Leveraging machine learning at ESC Minneapolis 2017
I find it difficult to believe that we are now only five weeks away from ESC Minneapolis (I'm still recovering from the excitement of ESC Boston earlier this year).
Do you remember the original Doctor Dolittle film from 1967 starring Rex Harrison? (You can call me "old fashioned" if you will, but I much prefer the original to the 1997 remake.) When wishing to travel, the Doctor selected his destination at random (I seem to recall him closing his eyes, opening an atlas, and plonking his finger down on the map).
Well, that's pretty much the way I feel with regards to the conference topics at ESC Minneapolis. I could close my eyes, scroll through the conference schedule, place my finger at a random location on the screen, then look to discover something interesting.
I just tried doing this. The first session I landed on was How to Select the Right Connector for Your Application by Randy Schueller, Senior Member of the Technical Staff at DfR Solutions. Funnily enough, I was pondering the topic of choosing the right connector for the task at hand only a couple of weeks ago (see Prognostication Connections).
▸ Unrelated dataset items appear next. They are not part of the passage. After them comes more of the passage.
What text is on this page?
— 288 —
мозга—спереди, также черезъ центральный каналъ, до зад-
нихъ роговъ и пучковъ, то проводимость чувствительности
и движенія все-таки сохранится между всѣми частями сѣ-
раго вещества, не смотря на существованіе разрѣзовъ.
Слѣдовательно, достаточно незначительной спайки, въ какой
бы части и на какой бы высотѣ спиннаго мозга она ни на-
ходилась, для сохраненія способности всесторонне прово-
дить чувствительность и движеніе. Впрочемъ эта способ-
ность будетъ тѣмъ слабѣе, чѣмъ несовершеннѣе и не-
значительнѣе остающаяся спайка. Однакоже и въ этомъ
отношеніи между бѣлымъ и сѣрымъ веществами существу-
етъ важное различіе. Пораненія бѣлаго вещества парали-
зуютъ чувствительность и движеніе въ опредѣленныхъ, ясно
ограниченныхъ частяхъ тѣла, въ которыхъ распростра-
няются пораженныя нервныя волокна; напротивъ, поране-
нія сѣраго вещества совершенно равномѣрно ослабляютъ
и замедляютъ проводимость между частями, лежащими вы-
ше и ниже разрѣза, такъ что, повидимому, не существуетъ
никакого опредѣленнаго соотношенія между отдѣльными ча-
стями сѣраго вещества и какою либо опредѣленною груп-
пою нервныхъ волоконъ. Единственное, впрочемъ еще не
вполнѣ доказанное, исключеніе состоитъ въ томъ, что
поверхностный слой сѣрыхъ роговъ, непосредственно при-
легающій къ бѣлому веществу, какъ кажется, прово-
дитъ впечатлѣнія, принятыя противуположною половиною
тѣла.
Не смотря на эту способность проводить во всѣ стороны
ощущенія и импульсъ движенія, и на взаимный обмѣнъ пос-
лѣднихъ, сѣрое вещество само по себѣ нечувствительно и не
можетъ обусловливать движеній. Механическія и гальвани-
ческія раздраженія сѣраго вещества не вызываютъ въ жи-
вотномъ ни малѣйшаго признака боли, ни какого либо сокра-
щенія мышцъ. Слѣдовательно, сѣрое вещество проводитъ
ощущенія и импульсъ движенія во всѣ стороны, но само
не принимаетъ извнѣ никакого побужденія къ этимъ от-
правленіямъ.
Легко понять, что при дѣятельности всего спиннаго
The next session I ran across using my "eyes-closed" technique was Single Event Effects & their Impact on Safety Critical Systems by Scott Meyers, Staff Software Engineer at UTC Aerospace Systems. Once again, things like single event upsets (SEUs) and single event transients (SETs) are effects in which I am very much interested.
"What the heck," I thought, "let's spin the wheel again." I'm really interested in the advanced technologies that are appearing in today's embedded systems -- things like deep learning and artificial intelligence and augmented reality (see also my own presentation: Advanced Technologies for 21st Century Embedded Systems) -- so you can only imagine my surprise to see the session Leveraging Machine Learning to Test the Robustness of Your Protocols by Sagar Patel, Security Software Engineer at the Battelle Memorial Institute. The description of Sagar's session reads as follows:
Fuzz testing is a technique to automatically provide random, malformed, and unexpected data to a system in order to test its robustness. Fuzzing can be an incredibly powerful technique in detecting flaws and weaknesses in the implementations of communication protocols. Using commercially available tools, or developing your own is usually communication protocol specific, which can be cumbersome and rigid. This talk discusses how machine learning algorithms can be leveraged to rapidly and automatically reverse engineer and fuzz any communication protocol. This proposed approach would result in an easier to build and more flexible to use fuzz testing tool.
I tell you. It seems like I'm introduced to new applications for machine learning every day. It also seems like I'm constantly saying to myself, "Ooh, I would never have thought of that!" As far as I'm concerned, this presentation is definitely on my "must see" list.
Are you planning on attending ESC Minneapolis? If so, keep an eye open and say "Hi" if you see me wandering around. I'll be the one in the Hawaiian shirt. As always, all you have to do is shout "Max, Beer!" or "Max, Bacon!" to be assured of my undivided attention.